What Is Business Interruption Insurance?
Business interruption insurance is insurance coverage that replaces business income lost in a disaster. The event could be, for example, a fire or a natural disaster. Business interruption insurance is not sold as a separate policy but is either added to a property/casualty policy or included in a comprehensive package policy as an add-on or rider.
Business interruption insurance is not sold as a separate policy but is an add-on to an existing insurance policy.
Understanding Business Interruption Insurance
Business interruption insurance premiums (or at least the additional cost of the rider) are tax deductible as ordinary business expenses. This type of policy pays out only if the cause of the business income loss is covered in the underlying property/casualty policy. The amount payable is usually based on the past financial records of the business.
Business interruption insurance coverage lasts until the end of the business interruption period, as determined by the insurance policy. Most business interruption insurance policies define this period as the date that the covered peril began until the date that the damaged property is physically repaired and returned to the same condition that existed prior to the disaster.
- Business interruption insurance is insurance coverage that replaces income lost in the even that business is halted for some reason, such as a fire or a natural disaster.
- This type of insurance also covers operating expenses, a move to a temporary location if necessary, payroll, taxes, and loan payments.
- Business interruption insurance also applies if government actions cause operations to cease temporarily, which results in a loss for a firm.
What Business Interruption Insurance Covers
Most business insurance cover the following items:
- Profits. Based on prior months' performance, a policy will provide reimbursement for profits that would have been earned had the event not occurred.
- Fixed costs. These can include operating expenses and other incurred costs of doing business.
- Temporary location. Some policies cover the costs involved with moving to and operating from a temporary business location.
- Commission and training cost. In the wake of a business interruption event, a company will often need to replace machinery and retrain personnel on how to use the new machinery. Business interruption insurance may cover these costs.
- Extra expenses. Business interruption insurance will provide reimbursement for reasonable expenses (beyond the fixed costs) that allow the business to continue operating while the business gets back on solid footing.
- Civil authority ingress/egress. A business interruption event may result in government-mandated closure of business premises that directly cause financial loss. Examples include forced closures because of government-issued curfews or street closures related to a covered event.
- Employee wages.

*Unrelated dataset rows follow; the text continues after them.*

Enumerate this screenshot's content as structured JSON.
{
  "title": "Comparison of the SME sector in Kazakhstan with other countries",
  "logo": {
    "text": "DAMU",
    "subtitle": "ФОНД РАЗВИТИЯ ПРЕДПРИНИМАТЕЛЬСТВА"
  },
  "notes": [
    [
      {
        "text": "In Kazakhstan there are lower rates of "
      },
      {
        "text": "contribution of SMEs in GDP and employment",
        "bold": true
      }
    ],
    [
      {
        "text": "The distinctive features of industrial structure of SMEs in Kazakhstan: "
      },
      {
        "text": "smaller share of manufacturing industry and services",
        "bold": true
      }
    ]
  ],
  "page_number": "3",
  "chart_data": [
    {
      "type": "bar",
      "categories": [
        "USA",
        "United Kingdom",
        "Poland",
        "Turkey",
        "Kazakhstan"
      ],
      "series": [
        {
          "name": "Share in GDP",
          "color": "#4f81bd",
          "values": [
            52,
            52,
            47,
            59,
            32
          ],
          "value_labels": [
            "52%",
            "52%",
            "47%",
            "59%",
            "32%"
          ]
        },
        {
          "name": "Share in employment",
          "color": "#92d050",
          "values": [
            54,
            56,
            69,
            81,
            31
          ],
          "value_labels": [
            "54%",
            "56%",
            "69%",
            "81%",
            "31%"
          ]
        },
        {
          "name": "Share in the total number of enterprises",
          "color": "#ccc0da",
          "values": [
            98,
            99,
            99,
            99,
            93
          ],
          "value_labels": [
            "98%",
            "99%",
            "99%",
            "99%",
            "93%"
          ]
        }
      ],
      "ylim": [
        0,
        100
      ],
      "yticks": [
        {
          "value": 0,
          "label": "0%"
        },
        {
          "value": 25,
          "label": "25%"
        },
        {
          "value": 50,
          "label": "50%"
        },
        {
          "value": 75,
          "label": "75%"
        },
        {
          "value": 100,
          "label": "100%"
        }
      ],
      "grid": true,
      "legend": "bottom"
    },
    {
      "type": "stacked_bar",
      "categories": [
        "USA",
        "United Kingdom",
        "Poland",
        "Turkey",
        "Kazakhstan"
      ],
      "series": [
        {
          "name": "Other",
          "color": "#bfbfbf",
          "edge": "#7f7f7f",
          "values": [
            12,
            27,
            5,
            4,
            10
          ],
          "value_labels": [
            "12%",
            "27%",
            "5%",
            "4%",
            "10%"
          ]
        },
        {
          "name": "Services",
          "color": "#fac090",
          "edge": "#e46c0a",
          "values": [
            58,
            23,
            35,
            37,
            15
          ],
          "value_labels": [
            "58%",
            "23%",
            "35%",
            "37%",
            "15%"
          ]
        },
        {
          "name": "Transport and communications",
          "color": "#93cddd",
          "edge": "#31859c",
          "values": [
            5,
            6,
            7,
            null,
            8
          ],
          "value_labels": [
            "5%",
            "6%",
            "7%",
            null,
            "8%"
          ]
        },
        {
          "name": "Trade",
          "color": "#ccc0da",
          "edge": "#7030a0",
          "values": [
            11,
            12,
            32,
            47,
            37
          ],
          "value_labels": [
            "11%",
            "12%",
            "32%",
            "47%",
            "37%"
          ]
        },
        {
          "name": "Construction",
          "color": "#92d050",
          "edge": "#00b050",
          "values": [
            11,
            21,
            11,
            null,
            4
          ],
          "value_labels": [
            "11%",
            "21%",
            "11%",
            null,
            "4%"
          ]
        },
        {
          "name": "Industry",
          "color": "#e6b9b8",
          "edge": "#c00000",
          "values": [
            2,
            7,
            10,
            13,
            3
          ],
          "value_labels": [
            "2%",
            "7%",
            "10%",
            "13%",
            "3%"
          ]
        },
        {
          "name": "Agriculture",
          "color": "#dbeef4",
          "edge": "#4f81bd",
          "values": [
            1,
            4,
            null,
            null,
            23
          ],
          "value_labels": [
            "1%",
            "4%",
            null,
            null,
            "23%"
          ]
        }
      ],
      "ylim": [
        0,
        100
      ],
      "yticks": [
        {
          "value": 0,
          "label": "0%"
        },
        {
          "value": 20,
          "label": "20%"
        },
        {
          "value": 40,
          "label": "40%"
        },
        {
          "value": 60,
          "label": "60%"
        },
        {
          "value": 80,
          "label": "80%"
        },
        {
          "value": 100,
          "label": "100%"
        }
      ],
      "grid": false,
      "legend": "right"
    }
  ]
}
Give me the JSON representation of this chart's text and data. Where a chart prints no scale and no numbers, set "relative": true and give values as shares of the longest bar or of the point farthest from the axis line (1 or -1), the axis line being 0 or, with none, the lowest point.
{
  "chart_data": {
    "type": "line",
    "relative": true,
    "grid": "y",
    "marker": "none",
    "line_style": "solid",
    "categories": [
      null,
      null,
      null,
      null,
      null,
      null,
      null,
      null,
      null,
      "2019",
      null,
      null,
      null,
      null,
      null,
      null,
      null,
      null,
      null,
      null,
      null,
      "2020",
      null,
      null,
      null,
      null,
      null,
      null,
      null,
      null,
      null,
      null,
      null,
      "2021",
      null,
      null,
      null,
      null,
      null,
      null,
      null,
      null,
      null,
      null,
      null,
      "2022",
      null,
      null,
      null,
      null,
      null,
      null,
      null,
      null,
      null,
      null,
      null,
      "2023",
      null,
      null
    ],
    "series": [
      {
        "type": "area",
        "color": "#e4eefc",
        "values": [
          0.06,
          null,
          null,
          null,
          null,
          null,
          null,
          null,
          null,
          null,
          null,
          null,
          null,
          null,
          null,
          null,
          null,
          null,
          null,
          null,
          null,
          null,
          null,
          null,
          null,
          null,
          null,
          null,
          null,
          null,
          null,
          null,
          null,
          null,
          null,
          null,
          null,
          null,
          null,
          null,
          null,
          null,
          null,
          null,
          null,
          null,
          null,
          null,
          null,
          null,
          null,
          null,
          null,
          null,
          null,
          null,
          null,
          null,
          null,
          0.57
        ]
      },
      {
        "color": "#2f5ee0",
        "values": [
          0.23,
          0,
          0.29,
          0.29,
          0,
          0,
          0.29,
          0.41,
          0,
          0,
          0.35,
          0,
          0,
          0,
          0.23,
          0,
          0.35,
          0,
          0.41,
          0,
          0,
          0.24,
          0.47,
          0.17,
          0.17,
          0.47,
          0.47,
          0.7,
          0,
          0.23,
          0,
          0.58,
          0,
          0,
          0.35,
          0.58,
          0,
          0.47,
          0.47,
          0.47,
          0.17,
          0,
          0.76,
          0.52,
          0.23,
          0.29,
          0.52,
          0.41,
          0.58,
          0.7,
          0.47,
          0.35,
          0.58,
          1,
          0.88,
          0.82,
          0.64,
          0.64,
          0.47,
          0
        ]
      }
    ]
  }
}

Coverage of wages is essential if a business does not want to lose employees while shut down. This coverage can help a business owner make payroll when they cannot operate.
- Taxes. Businesses are still required to pay taxes, even when disaster hits. Tax coverage will ensure a business can pay taxes on time and avoid penalties.
- Loan payments. Loan payments are often due monthly. Business Interruption coverage can help a businessmake those payments even when they are not generating income.
Special Considerations for Business Interruption Insurance
Note that the insurer is only obligated to pay if the insured actually sustained a loss as a result of the interruption. The amount that will be recouped by the business will not exceed the limit stated in the policy.